The government was scheduled to present to Parliament yesterday nominations for the Child Rights Commission, one of six promised Constitutional Commissions, exactly one year after the much-publicized Stakeholder Agreement was signed.
And according to the Guyana Human Rights Association (GHRA) the time lapse demonstrates contempt for the stakeholder process since the Stakeholder Agreement included the commitment to establish six Constitutional Commissions within ninety days, by June 11, 2008.
The GHRA contended in a press release yesterday that “requiring a year to present a list of nominees for this Constitutional Commission is obviously a sop to civil society, and not a sign of good intent.” This “suggests that the Stakeholder Agreement between the Government, Parliamentary Opposition and civil society organizations was only a matter of short-term convenience.”
Moreover, the GHRA also called on all civil society nominees to refuse to accept membership of the Child Rights Commission until the name of Kwame McKoy is removed from the list, referring to him as a “divisive partisan figure.”
The release argued that if the Appointive Committee of Parliament (ACP) had acted in good faith in shouldering its responsibility for compiling nominations for the various Commissions, it should have followed the logic of the stakeholder process and consulted with those civil society organizations that had been active in promoting the Rights Commissions.
This was the step that should have been followed in June 2008 when the first efforts of the Appointive Committee produced zero results, the GHRA said. At that time, on June 6, 2008, the civic group, Forum on Effectiveness & Solidarity (FES) had presented a Memorandum to the ACP, as well as to the Attorney General, given his responsibility for activating the Constitutional Reform Committee, the human rights body added.
It noted too that this memorandum was ratified by over 60 organizations from a wide geographic range and of varied interests. It contained, the release noted, detailed suggestions for activating the Constitutional Commissions as well as for convening and activating the Parliamentary Committee on Constitutional Reform.

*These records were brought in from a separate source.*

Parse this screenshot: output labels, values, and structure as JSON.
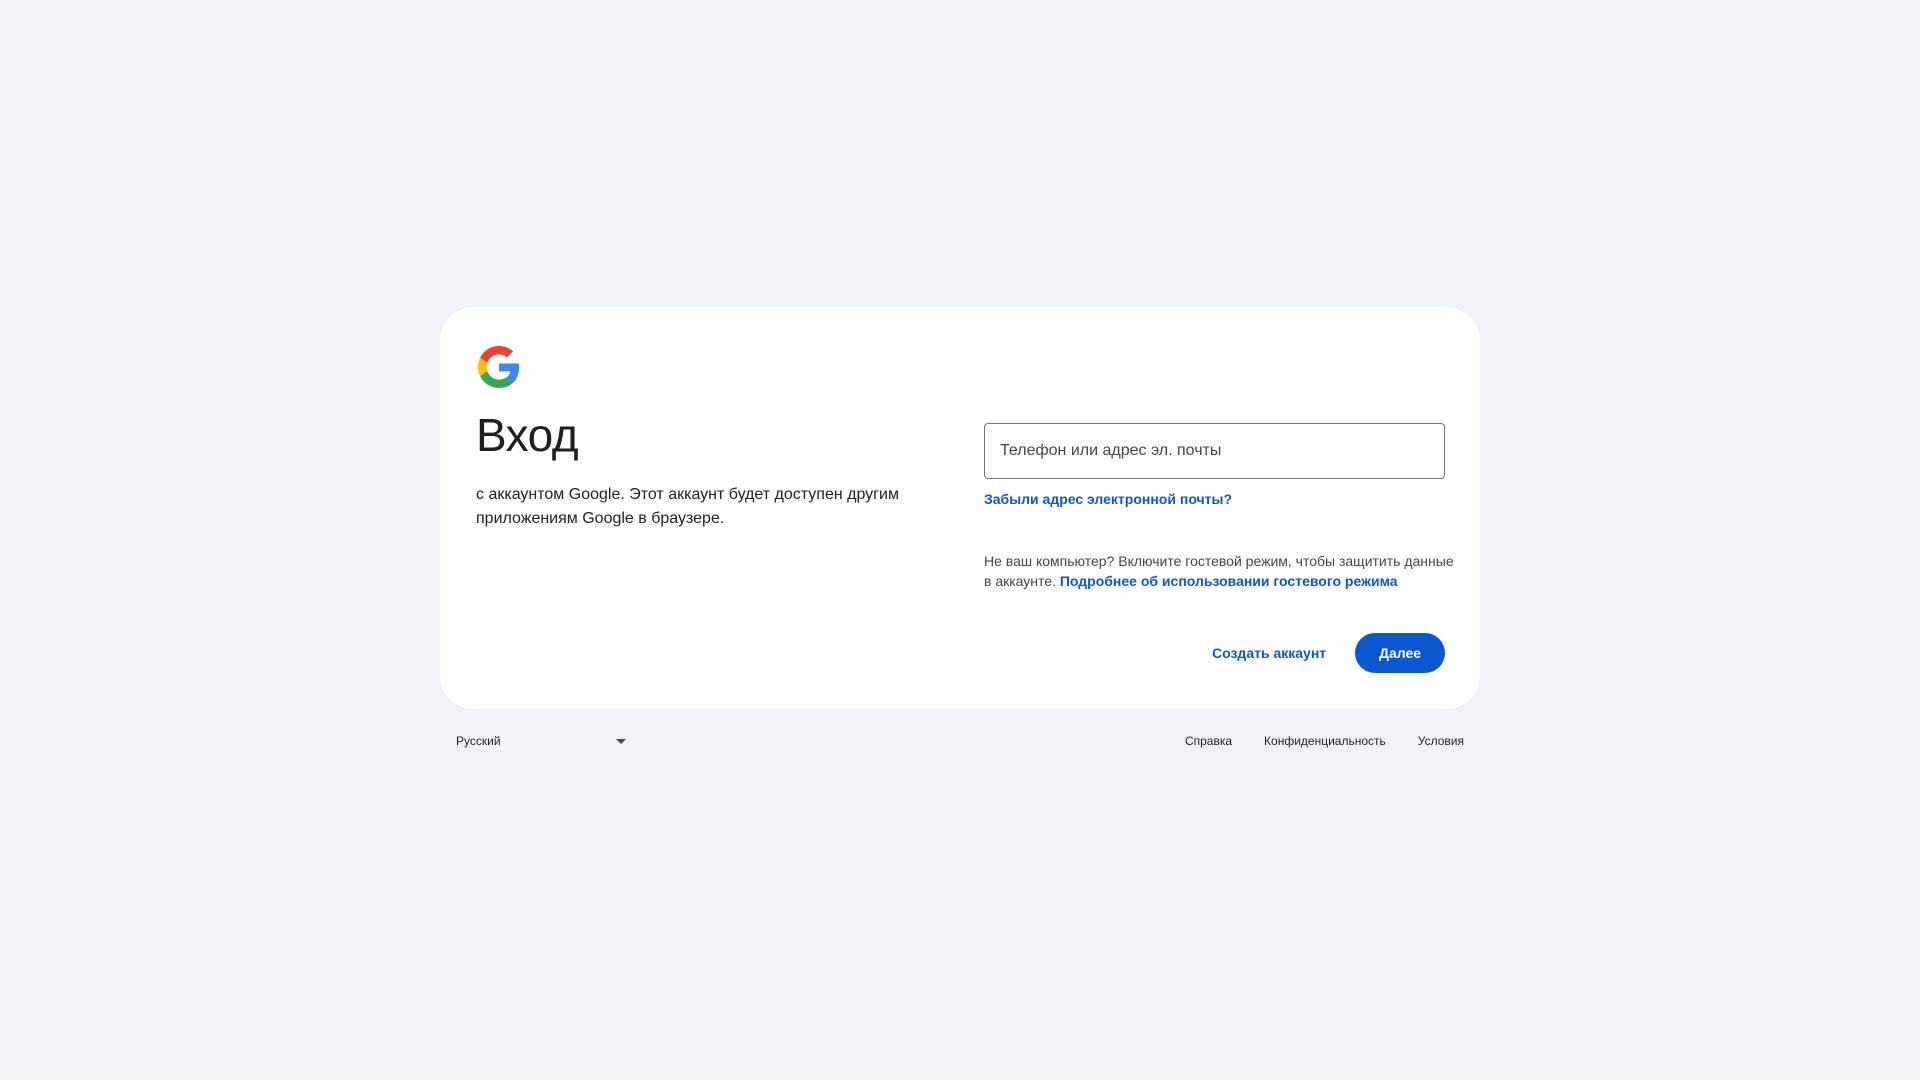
{
  "colors": {
    "background": "#f0f4f9",
    "card": "#ffffff",
    "accent": "#0b57d0",
    "text": "#1f1f1f"
  },
  "logo": {
    "icon": "google-g-icon"
  },
  "signin": {
    "title": "Вход",
    "subtitle": "с аккаунтом Google. Этот аккаунт будет доступен другим приложениям Google в браузере."
  },
  "form": {
    "email_placeholder": "Телефон или адрес эл. почты",
    "email_value": "",
    "forgot_link": "Забыли адрес электронной почты?",
    "guest_text": "Не ваш компьютер? Включите гостевой режим, чтобы защитить данные в аккаунте.",
    "guest_link": "Подробнее об использовании гостевого режима",
    "create_account": "Создать аккаунт",
    "next": "Далее"
  },
  "footer": {
    "language": "Русский",
    "language_icon": "chevron-down-icon",
    "links": {
      "help": "Справка",
      "privacy": "Конфиденциальность",
      "terms": "Условия"
    }
  }
}
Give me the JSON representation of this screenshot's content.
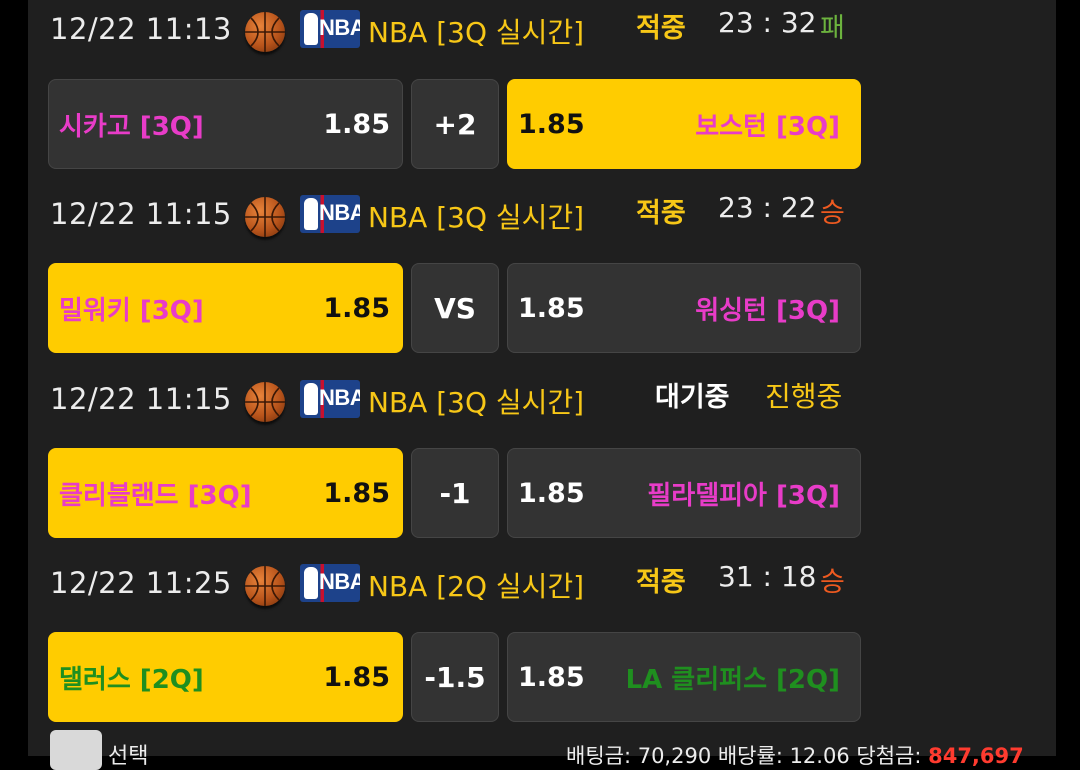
{
  "colors": {
    "accent_yellow": "#ffcc00",
    "league_yellow": "#f7c717",
    "team_magenta": "#e83cc8",
    "team_green": "#1f8f1f",
    "result_win": "#ee5a20",
    "result_lose": "#6cb33e",
    "payout_red": "#ff3b2f"
  },
  "matches": [
    {
      "time": "12/22 11:13",
      "league": "NBA [3Q 실시간]",
      "status": "적중",
      "score": "23 : 32",
      "result": "패",
      "result_color": "#6cb33e",
      "home": {
        "name": "시카고 [3Q]",
        "odds": "1.85",
        "selected": false,
        "color": "#e83cc8"
      },
      "handicap": "+2",
      "away": {
        "name": "보스턴 [3Q]",
        "odds": "1.85",
        "selected": true,
        "color": "#e83cc8"
      }
    },
    {
      "time": "12/22 11:15",
      "league": "NBA [3Q 실시간]",
      "status": "적중",
      "score": "23 : 22",
      "result": "승",
      "result_color": "#ee5a20",
      "home": {
        "name": "밀워키 [3Q]",
        "odds": "1.85",
        "selected": true,
        "color": "#e83cc8"
      },
      "handicap": "VS",
      "away": {
        "name": "워싱턴 [3Q]",
        "odds": "1.85",
        "selected": false,
        "color": "#e83cc8"
      }
    },
    {
      "time": "12/22 11:15",
      "league": "NBA [3Q 실시간]",
      "status": "대기중",
      "in_progress": "진행중",
      "home": {
        "name": "클리블랜드 [3Q]",
        "odds": "1.85",
        "selected": true,
        "color": "#e83cc8"
      },
      "handicap": "-1",
      "away": {
        "name": "필라델피아 [3Q]",
        "odds": "1.85",
        "selected": false,
        "color": "#e83cc8"
      }
    },
    {
      "time": "12/22 11:25",
      "league": "NBA [2Q 실시간]",
      "status": "적중",
      "score": "31 : 18",
      "result": "승",
      "result_color": "#ee5a20",
      "home": {
        "name": "댈러스 [2Q]",
        "odds": "1.85",
        "selected": true,
        "color": "#1f8f1f"
      },
      "handicap": "-1.5",
      "away": {
        "name": "LA 클리퍼스 [2Q]",
        "odds": "1.85",
        "selected": false,
        "color": "#1f8f1f"
      }
    }
  ],
  "footer": {
    "select_label": "선택",
    "summary_prefix": "배팅금: 70,290  배당률: 12.06  당첨금: ",
    "payout": "847,697"
  }
}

The ACP acknowledged receipt of these suggestions but made no move to seek the support of these organizations in ensuring the success of the nomination process for membership of the various commissions, according to the GHRA. It charged further that the ACP instead established several caucuses which, apart from the women’s caucus, were assigned to organizations under ministerial control or to organizations which had no interest in organizing them.
“Thus, the Ministry of Health was able to chair the ‘Other organizations’ caucus as if it were a civil society organization and exercised votes which decisively influenced the outcome. The Youth Caucus was organized out of the Ministry of Culture, Youth & Sport. The ‘Services’ caucus had to be rescued by emergency action on the part of the Parliamentary Office, (and) ‘religious” organizations were exempted from caucusing,” the GHRA stated.

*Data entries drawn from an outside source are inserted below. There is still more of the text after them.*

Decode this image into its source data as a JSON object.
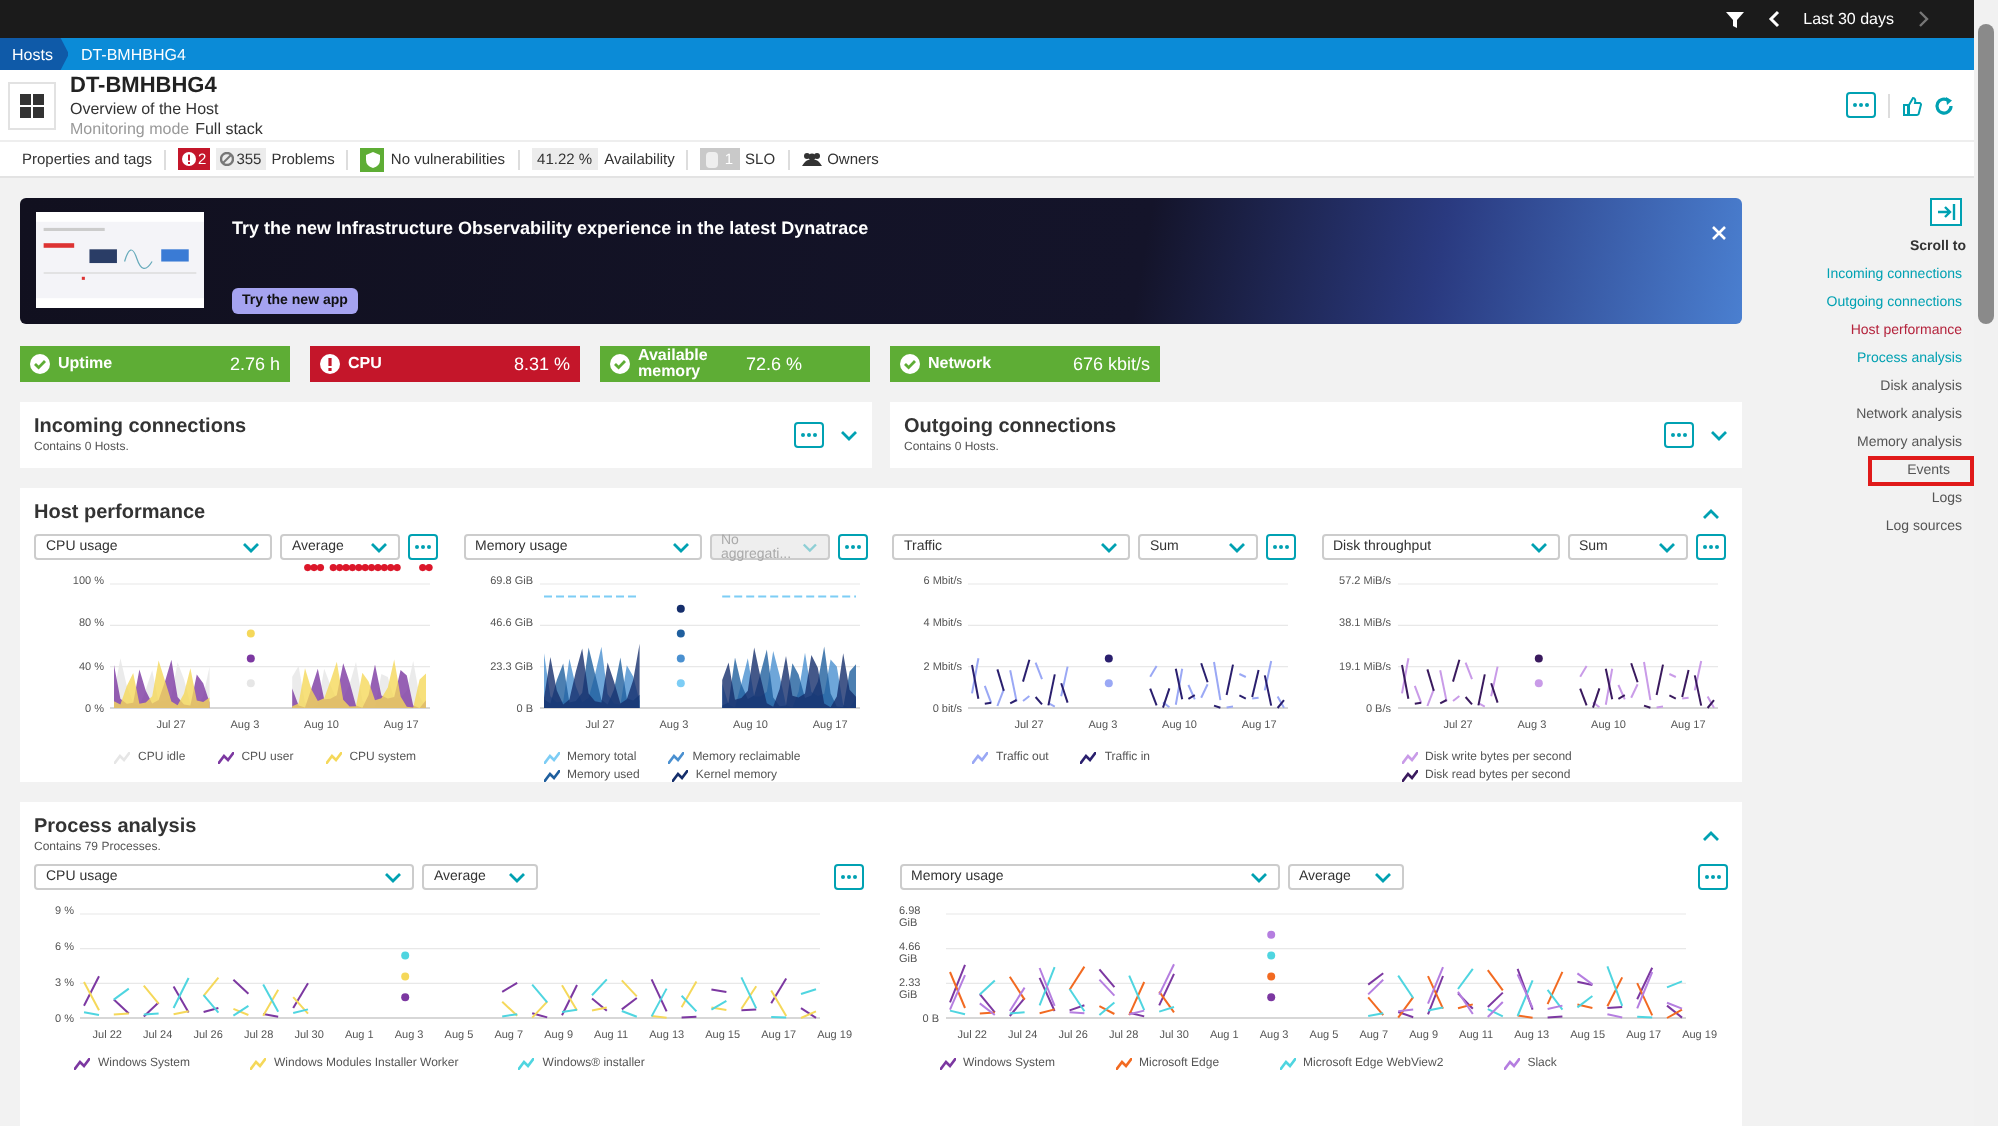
{
  "top_bar": {
    "time_range": "Last 30 days"
  },
  "breadcrumb": [
    "Hosts",
    "DT-BMHBHG4"
  ],
  "host": {
    "name": "DT-BMHBHG4",
    "subtitle": "Overview of the Host",
    "monitoring_label": "Monitoring mode",
    "monitoring_value": "Full stack"
  },
  "info_bar": {
    "properties": "Properties and tags",
    "problems_open": "2",
    "problems_closed": "355",
    "problems_label": "Problems",
    "vulnerabilities": "No vulnerabilities",
    "availability_value": "41.22 %",
    "availability_label": "Availability",
    "slo_count": "1",
    "slo_label": "SLO",
    "owners": "Owners"
  },
  "banner": {
    "title": "Try the new Infrastructure Observability experience in the latest Dynatrace",
    "button": "Try the new app"
  },
  "tiles": [
    {
      "label": "Uptime",
      "value": "2.76 h",
      "alert": false
    },
    {
      "label": "CPU",
      "value": "8.31 %",
      "alert": true
    },
    {
      "label": "Available memory",
      "value": "72.6 %",
      "alert": false
    },
    {
      "label": "Network",
      "value": "676 kbit/s",
      "alert": false
    }
  ],
  "connections": [
    {
      "title": "Incoming connections",
      "subtitle": "Contains 0 Hosts.",
      "expanded": false
    },
    {
      "title": "Outgoing connections",
      "subtitle": "Contains 0 Hosts.",
      "expanded": false
    }
  ],
  "host_performance": {
    "title": "Host performance",
    "expanded": true,
    "charts": [
      {
        "metric": "CPU usage",
        "aggregation": "Average",
        "aggregation_disabled": false,
        "kind": "area",
        "event_markers": true,
        "yticks": [
          "100 %",
          "80 %",
          "40 %",
          "0 %"
        ],
        "xticks": [
          "Jul 27",
          "Aug 3",
          "Aug 10",
          "Aug 17"
        ],
        "legend": [
          {
            "label": "CPU idle",
            "color": "#e6e6e6"
          },
          {
            "label": "CPU user",
            "color": "#7c38a1"
          },
          {
            "label": "CPU system",
            "color": "#f5d85a"
          }
        ]
      },
      {
        "metric": "Memory usage",
        "aggregation": "No aggregati...",
        "aggregation_disabled": true,
        "kind": "area",
        "yticks": [
          "69.8 GiB",
          "46.6 GiB",
          "23.3 GiB",
          "0 B"
        ],
        "xticks": [
          "Jul 27",
          "Aug 3",
          "Aug 10",
          "Aug 17"
        ],
        "legend": [
          {
            "label": "Memory total",
            "color": "#7dcdf5"
          },
          {
            "label": "Memory reclaimable",
            "color": "#4a90d0"
          },
          {
            "label": "Memory used",
            "color": "#1f5f9e"
          },
          {
            "label": "Kernel memory",
            "color": "#152e6b"
          }
        ]
      },
      {
        "metric": "Traffic",
        "aggregation": "Sum",
        "aggregation_disabled": false,
        "kind": "line",
        "yticks": [
          "6 Mbit/s",
          "4 Mbit/s",
          "2 Mbit/s",
          "0 bit/s"
        ],
        "xticks": [
          "Jul 27",
          "Aug 3",
          "Aug 10",
          "Aug 17"
        ],
        "legend": [
          {
            "label": "Traffic out",
            "color": "#9aa8f5"
          },
          {
            "label": "Traffic in",
            "color": "#2a1f6e"
          }
        ]
      },
      {
        "metric": "Disk throughput",
        "aggregation": "Sum",
        "aggregation_disabled": false,
        "kind": "line",
        "yticks": [
          "57.2 MiB/s",
          "38.1 MiB/s",
          "19.1 MiB/s",
          "0 B/s"
        ],
        "xticks": [
          "Jul 27",
          "Aug 3",
          "Aug 10",
          "Aug 17"
        ],
        "legend": [
          {
            "label": "Disk write bytes per second",
            "color": "#c99be8"
          },
          {
            "label": "Disk read bytes per second",
            "color": "#3a1a5e"
          }
        ]
      }
    ]
  },
  "process_analysis": {
    "title": "Process analysis",
    "subtitle": "Contains 79 Processes.",
    "expanded": true,
    "charts": [
      {
        "metric": "CPU usage",
        "aggregation": "Average",
        "aggregation_disabled": false,
        "kind": "line",
        "yticks": [
          "9 %",
          "6 %",
          "3 %",
          "0 %"
        ],
        "xticks": [
          "Jul 22",
          "Jul 24",
          "Jul 26",
          "Jul 28",
          "Jul 30",
          "Aug 1",
          "Aug 3",
          "Aug 5",
          "Aug 7",
          "Aug 9",
          "Aug 11",
          "Aug 13",
          "Aug 15",
          "Aug 17",
          "Aug 19"
        ],
        "legend": [
          {
            "label": "Windows System",
            "color": "#7c38a1"
          },
          {
            "label": "Windows Modules Installer Worker",
            "color": "#f5d85a"
          },
          {
            "label": "Windows® installer",
            "color": "#4fd5e0"
          }
        ]
      },
      {
        "metric": "Memory usage",
        "aggregation": "Average",
        "aggregation_disabled": false,
        "kind": "line",
        "yticks": [
          "6.98 GiB",
          "4.66 GiB",
          "2.33 GiB",
          "0 B"
        ],
        "xticks": [
          "Jul 22",
          "Jul 24",
          "Jul 26",
          "Jul 28",
          "Jul 30",
          "Aug 1",
          "Aug 3",
          "Aug 5",
          "Aug 7",
          "Aug 9",
          "Aug 11",
          "Aug 13",
          "Aug 15",
          "Aug 17",
          "Aug 19"
        ],
        "legend": [
          {
            "label": "Windows System",
            "color": "#7c38a1"
          },
          {
            "label": "Microsoft Edge",
            "color": "#f26a21"
          },
          {
            "label": "Microsoft Edge WebView2",
            "color": "#4fd5e0"
          },
          {
            "label": "Slack",
            "color": "#b57ee0"
          }
        ]
      }
    ]
  },
  "sidebar": {
    "heading": "Scroll to",
    "items": [
      {
        "label": "Incoming connections",
        "selected": false,
        "available": true,
        "highlighted": false
      },
      {
        "label": "Outgoing connections",
        "selected": false,
        "available": true,
        "highlighted": false
      },
      {
        "label": "Host performance",
        "selected": true,
        "available": true,
        "highlighted": false
      },
      {
        "label": "Process analysis",
        "selected": false,
        "available": true,
        "highlighted": false
      },
      {
        "label": "Disk analysis",
        "selected": false,
        "available": false,
        "highlighted": false
      },
      {
        "label": "Network analysis",
        "selected": false,
        "available": false,
        "highlighted": false
      },
      {
        "label": "Memory analysis",
        "selected": false,
        "available": false,
        "highlighted": false
      },
      {
        "label": "Events",
        "selected": false,
        "available": false,
        "highlighted": true
      },
      {
        "label": "Logs",
        "selected": false,
        "available": false,
        "highlighted": false
      },
      {
        "label": "Log sources",
        "selected": false,
        "available": false,
        "highlighted": false
      }
    ]
  }
}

It declared also that “without detailing the numerous shortcomings of this disappointing process, the manoeuvre to include the name of Kwame McKoy among the nominees for the Rights of the Child Commission (ROCC) must be highlighted and condemned.”
According to the GHRA, McKoy originally sought to be elected, under the name Quame McCoy, by the Youth Caucus nominated by the Guyana Youth Development Association. He failed to win that election and the subsequent inclusion of his name, apparently as the Ministry of Human Services delegate, is not subject to caucus voting, the release added.
The GHRA asserted that “as an elected Regional PPP Councillor for Region Four as well as the Press Officer at the Office of the President, his nomination violates a number of constitutional norms, as well as the authoritative Paris Principles on National Human Rights Institutions, which stipulates that ‘independence from the political Executive’ is the first principle applying to membership of human rights bodies.”
“Inclusion of such a divisive partisan figure on the Child Rights Commission by the Ministry of Human Services is particularly shameful, underlining an ominous disrespect for the constitutional process and for child rights,” the human rights body maintained.
In that light, the GHRA urged all civil society nominees to refuse to accept membership of the commission until the name of Kwame McKoy was removed from the list.
The government now has a responsibility to treat this process for establishment of the six Rights Commissions with the seriousness required by the Constitution, the GHRA said, and in that regard its first action should be naming and activating the Parliamentary Committee on Constitutional Reform.
In the absence of this action, the GHRA continued, the multiple conflicts in the existing arrangements for making the Constitutional Commissions functional cannot be addressed and the following questions will remain unanswered.
According to the human rights body, these questions are: “What is the future of the existing National Commissions on Women and on the Rights of the Child in light of the new Commissions?”; “Are the existing inter-locking mechanisms that require representation on all Commissions by each of the new Commissions to be abolished?”; “Is it not perfectly feasible, as things now stand, for one person to become a member of four Constitutional Commissions?”; and “a final question to be answered fully and frankly by the ACP pertains to the status of nominations to the other Rights Commissions.”